Из кошкинского подъезда выскочили Дорохов и Китаев. Дорохов, оценив ситуацию, сначала плюнул в сердцах, но потом тоже стал улыбаться.

- Во, блин, подстраховали!

- А моя бабушка говорила: у семи нянек, - опередил со своей бабушкой Китаев, но, поглядев на Кошкина, перефразировал, - с подбитым глазом!

- Надо бы позвонить, куда следует, - стал серьезнее Дорохов.

Корин протянул ему свой мобильник.

* * *

Есть точки, где пересекаются время, пространство, а главное - человеческие судьбы. Образно говоря, индивидуум находится в клубке неслучайных случайностей, посылов, закономерностей, причинно-следственных связей, ему мнится, что он участвует в написании своего жизненного цикла, а Некто сверху, Кому виден этот клубок насквозь со всеми его узлами и разрывами, пронзает этот путаный шар по Своему Промыслу этакой вязальной спицей, нанизывая на одну прямую и субъекты, и объекты, и сопутствующие им обстоятельства. И, как ни уворачивайся от острия этой спицы, она рано или поздно настигнет тебя, да еще и врасплох.

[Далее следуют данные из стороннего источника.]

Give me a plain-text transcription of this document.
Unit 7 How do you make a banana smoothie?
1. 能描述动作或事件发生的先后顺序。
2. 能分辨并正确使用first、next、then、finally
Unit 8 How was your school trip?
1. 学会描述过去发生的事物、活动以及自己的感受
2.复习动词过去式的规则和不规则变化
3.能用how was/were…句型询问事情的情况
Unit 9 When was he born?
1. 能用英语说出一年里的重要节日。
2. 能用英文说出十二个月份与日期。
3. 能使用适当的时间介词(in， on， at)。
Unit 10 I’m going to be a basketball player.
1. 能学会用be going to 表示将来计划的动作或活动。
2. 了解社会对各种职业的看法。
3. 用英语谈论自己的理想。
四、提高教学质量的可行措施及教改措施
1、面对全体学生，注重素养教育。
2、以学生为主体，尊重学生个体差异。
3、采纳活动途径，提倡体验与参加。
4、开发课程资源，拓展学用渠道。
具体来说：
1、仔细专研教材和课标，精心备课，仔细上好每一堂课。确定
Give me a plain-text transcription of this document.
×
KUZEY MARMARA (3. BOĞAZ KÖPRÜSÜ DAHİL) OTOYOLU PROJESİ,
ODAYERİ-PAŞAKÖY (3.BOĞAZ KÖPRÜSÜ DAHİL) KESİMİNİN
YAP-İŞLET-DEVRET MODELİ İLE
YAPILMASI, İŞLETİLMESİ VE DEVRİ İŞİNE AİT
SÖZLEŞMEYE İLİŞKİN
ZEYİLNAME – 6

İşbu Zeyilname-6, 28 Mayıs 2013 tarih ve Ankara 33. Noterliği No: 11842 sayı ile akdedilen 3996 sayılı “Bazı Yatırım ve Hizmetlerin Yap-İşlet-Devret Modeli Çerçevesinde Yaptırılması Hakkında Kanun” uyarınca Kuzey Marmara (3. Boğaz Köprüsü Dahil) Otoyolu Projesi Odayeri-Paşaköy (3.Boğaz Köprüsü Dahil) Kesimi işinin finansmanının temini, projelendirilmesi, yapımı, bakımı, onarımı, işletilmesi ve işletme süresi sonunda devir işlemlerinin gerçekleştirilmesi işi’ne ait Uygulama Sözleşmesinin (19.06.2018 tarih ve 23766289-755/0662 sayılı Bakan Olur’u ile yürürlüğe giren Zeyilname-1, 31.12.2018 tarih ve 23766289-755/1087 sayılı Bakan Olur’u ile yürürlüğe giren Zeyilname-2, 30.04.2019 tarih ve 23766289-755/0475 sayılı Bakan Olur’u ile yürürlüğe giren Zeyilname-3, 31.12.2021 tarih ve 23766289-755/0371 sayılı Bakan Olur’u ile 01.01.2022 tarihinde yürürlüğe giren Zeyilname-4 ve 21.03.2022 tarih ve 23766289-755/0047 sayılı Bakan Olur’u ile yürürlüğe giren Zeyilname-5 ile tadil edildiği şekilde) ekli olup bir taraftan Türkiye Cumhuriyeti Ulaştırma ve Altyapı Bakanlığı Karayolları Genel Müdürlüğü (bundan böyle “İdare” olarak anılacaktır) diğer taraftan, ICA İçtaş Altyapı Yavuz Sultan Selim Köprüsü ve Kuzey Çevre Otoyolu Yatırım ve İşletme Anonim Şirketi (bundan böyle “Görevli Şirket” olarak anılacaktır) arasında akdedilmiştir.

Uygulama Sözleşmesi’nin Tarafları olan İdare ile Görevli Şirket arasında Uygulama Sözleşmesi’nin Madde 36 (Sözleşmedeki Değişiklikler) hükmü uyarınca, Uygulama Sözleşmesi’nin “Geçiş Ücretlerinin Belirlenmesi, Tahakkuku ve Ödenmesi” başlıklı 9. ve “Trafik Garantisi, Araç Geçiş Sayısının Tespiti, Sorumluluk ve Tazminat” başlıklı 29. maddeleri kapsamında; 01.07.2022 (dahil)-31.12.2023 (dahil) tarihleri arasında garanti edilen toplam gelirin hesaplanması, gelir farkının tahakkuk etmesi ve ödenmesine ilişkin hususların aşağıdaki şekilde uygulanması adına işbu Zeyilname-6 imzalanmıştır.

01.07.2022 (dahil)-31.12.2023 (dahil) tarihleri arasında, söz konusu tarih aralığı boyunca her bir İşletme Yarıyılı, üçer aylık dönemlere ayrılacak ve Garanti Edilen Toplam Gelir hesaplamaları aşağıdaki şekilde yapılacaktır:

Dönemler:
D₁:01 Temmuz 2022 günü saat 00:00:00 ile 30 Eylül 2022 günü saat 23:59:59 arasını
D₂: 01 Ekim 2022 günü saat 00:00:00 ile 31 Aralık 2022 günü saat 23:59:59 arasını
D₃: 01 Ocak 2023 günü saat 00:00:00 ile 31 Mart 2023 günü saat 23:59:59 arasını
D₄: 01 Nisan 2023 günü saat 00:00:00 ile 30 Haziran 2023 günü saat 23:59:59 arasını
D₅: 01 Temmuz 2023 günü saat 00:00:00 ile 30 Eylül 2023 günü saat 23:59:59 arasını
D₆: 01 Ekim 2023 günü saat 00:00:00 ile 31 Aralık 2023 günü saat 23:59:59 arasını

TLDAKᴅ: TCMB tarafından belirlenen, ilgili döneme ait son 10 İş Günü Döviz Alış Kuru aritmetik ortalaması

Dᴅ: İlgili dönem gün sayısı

Юлия Михайловна Бирман, дочь убитого адвоката Михаила Марковича, после похорон отца находилась в полной растерянности. Свою судьбу она делать не умела и не хотела, эту нелегкую работу выполнял за нее отец, в руках которого находились бесчисленные связи с сильными и не очень сильными мира сего, от решения которых зависело строительство и разрушение карьерных лестниц, либо, скажем, установка локомотивов истории на запасные пути. Юля бродила по городу с отсутствующим выражением лица, нехотя оформляла документы на оказавшееся солидным наследство и делала это лишь потому, что подталкивали коллеги покойного родителя, которые на поверку оказались все у него в долгу.

Тысячи ниточек, стекавшихся в руки отца, еще дергались, словно получили импульс от его предсмертной агонии, но девушка знала наверняка, что уже через пару недель они будут порваны. Потянув за них, не найдешь ничего, кроме пустоты или, в лучшем случае, показной отстраненности. Потому и не цеплялась за всю эту суету.

В один из бесконечных летних дней, когда солнце только делает вид, что заходит, Юлия неспешным шагом двигалась в сторону дома своего нового возлюбленного. Последний раз они виделись на кладбище, где ее тошнило от сладковатого запаха смерти и она едва сдерживала горловые конвульсии, которые вся траурная процессия принимала за сдавленные рыдания. Пришлось старательно имитировать поцелуй в перетянутый бинтами лоб покойного папеньки, чтобы потом уткнуться в платок, обильно залитый духами «Мекс». И зачем потом вся толпа считала своим долгом подергать ее за руку, потрогать за плечи, утереть ей слезу? Они же бросали этими ладонями могильную землю! Юлия, как выяснилось, не выносила всего, что связано с переходом в мир иной. Поэтому после похорон в отношениях с бой-френдом взяла тайм аут.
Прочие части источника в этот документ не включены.